Aliza Khatun is researching why baby turtles aren’t surviving to join the adult population. Photo by David Bell.
NESTING season has started for Hyde Park’s oblong turtles, and UWA researcher Aliza Khatun is calling on parkgoers to report any turtle nesting movements so next years’ hatchlings can be monitored.
“We need people’s help especially in the nesting season from October to February…to let us know if they see any turtles laying eggs,” Ms Khatun says.
“It’s not an easy task to find nests” if the laying turtles aren’t spotted and reported, as the turtles cover them over and they are nearly invisible.
Sex imbalance
Vincent council is funding UWA’s ongoing research into the lake’s turtles supervised by Roberta Bencini and Gerald Kuchling. It started in 2015 after reports of fewer hatchlings being sighted, and in previous years studies looked at whether the hatchling shortage could’ve stemmed a sex ratio imbalance among the adult turtles, or from fertility problems. But trapping and examining the adults showed a pretty even ratio and the females appeared fertile, and they were found to still be nesting.

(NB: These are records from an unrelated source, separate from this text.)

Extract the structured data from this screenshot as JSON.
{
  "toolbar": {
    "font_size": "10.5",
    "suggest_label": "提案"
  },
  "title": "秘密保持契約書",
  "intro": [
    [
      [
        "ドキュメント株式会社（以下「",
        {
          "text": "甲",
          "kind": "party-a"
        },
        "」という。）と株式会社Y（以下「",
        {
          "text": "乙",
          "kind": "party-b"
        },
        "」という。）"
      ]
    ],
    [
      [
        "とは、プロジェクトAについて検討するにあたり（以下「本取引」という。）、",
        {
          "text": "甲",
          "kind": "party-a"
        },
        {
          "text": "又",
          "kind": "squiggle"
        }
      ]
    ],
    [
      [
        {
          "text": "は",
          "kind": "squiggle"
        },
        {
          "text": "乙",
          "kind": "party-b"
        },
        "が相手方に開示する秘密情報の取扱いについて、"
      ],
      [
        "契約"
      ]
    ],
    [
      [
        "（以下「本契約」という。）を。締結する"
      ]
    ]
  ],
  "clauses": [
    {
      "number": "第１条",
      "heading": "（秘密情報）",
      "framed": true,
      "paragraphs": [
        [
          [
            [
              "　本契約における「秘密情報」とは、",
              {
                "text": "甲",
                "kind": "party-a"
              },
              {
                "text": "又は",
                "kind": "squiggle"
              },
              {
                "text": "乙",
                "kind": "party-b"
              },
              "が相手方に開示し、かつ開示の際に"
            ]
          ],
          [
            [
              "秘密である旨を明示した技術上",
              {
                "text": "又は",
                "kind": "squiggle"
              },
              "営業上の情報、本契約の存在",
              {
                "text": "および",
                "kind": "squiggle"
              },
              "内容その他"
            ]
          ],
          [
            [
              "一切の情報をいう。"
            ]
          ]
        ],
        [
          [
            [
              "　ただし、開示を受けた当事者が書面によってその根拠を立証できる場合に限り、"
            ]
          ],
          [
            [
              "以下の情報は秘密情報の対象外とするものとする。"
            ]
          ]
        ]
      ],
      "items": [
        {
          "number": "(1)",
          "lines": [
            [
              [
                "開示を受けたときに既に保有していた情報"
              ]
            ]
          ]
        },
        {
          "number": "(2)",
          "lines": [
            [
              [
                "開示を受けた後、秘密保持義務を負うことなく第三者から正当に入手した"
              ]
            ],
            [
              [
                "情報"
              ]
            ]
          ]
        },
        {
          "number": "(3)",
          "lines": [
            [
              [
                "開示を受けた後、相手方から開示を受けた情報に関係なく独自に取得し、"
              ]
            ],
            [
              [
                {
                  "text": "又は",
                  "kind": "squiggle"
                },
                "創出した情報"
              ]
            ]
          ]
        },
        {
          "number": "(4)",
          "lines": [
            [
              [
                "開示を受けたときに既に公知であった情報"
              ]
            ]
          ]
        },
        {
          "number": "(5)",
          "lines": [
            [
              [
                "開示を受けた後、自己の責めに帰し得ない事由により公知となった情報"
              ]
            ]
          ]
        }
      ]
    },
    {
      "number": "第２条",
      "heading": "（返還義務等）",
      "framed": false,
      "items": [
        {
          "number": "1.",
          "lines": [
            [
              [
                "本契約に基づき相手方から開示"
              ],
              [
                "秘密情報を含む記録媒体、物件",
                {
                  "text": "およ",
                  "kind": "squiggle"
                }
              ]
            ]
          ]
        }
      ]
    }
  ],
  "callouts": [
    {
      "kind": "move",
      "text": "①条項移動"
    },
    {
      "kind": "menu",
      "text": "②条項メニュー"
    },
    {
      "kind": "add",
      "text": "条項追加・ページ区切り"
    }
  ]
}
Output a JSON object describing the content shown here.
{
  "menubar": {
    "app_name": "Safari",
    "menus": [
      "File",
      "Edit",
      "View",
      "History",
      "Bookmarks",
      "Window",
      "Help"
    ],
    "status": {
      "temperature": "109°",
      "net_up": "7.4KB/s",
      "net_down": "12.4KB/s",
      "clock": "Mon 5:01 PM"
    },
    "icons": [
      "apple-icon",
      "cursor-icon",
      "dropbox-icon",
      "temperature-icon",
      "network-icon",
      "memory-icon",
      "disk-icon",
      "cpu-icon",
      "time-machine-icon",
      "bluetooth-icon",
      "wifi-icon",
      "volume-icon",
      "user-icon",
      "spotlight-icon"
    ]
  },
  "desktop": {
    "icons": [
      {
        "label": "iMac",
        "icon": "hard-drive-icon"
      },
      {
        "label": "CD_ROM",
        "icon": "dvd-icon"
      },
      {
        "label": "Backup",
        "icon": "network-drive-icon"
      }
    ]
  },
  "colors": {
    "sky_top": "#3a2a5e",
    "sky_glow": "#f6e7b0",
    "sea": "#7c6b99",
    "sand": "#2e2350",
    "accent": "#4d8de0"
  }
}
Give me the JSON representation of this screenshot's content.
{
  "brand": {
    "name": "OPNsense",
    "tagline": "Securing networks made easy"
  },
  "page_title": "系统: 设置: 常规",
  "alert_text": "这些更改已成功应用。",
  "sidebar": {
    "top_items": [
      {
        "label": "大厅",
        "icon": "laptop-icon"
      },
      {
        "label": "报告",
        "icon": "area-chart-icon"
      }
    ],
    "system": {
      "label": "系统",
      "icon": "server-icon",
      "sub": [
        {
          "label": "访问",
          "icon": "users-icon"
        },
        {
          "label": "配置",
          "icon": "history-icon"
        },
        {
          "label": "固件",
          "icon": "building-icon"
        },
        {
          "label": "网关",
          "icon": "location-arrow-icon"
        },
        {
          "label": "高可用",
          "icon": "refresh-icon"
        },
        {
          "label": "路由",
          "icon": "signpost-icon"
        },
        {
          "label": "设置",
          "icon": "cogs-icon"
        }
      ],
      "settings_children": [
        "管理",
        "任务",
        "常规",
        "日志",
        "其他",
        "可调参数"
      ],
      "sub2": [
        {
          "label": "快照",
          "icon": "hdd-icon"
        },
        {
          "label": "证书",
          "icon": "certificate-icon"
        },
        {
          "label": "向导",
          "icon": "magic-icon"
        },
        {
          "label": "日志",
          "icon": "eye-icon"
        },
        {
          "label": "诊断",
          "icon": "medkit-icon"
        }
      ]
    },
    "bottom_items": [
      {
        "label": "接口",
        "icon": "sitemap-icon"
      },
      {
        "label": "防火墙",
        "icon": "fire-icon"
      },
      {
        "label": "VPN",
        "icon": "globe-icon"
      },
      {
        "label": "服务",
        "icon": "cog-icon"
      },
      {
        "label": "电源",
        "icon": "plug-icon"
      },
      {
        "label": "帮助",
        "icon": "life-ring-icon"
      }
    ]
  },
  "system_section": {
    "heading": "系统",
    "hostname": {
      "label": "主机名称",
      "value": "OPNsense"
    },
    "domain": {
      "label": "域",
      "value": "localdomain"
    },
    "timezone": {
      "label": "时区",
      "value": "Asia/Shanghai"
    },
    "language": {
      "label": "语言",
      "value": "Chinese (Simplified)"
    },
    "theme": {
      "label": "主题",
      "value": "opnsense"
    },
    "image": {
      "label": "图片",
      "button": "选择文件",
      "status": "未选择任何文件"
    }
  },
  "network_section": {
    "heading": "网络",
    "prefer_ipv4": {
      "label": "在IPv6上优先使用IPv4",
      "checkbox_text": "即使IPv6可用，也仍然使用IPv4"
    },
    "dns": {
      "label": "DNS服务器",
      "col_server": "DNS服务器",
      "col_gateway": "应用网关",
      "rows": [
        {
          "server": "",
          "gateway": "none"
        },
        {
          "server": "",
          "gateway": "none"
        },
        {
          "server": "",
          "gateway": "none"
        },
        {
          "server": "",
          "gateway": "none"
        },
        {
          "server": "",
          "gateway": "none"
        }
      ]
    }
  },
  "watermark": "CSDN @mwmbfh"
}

Ms Khatun is undertaking this new study for her PhD and says “my main objective is to determine the factors that affect survival and recruitment”–the hatchlings joining the rest of the population. Some eggs may not be hatching, and the ones that do could be being eaten by dogs or birds.
She will also investigate the huge variation in egg incubation times. Usually these turtles’ eggs hatch in 60 to 230 days. But some of the nests that were laid last November didn’t hatch until September, around 300 days after they were laid.
“It may depend on air temperature and soil temperature, humidity, and rainfall,” Ms Khatun says.
She has also found nests with no viable eggs: Some may have been eaten by ants, others appeared to be unfertilised.
Once the nests are located they can be carefully monitored next hatching season when the babies emerge.
This season Ms Khatun monitored 26 hatchlings that came from three nests.
“We weigh them, measure them, and release them to observe the movement of the hatchlings and monitor if any predators attack them.”
Ms Khatun is from Bangladesh and hopes to use the findings here to help the endangered turtle population back home.
“In our country, we need to take action and find management strategies to protect our turtles,” she says. The Bangladesh turtles are shorter necked but otherwise very similar, so it’s likely the same factors are affecting both populations.
The turtle is an important component for the ecosystem, both for its role in controlling insects through its diet, and because of what they can say about the ecosystem’s health: If there are no turtles, there may be a problem.
The turtles will be regularly making their way out of the lake to nest, preferring to come out in the afternoon. If you see any, give them plenty of space but note where they’re headed and call 6488 2521.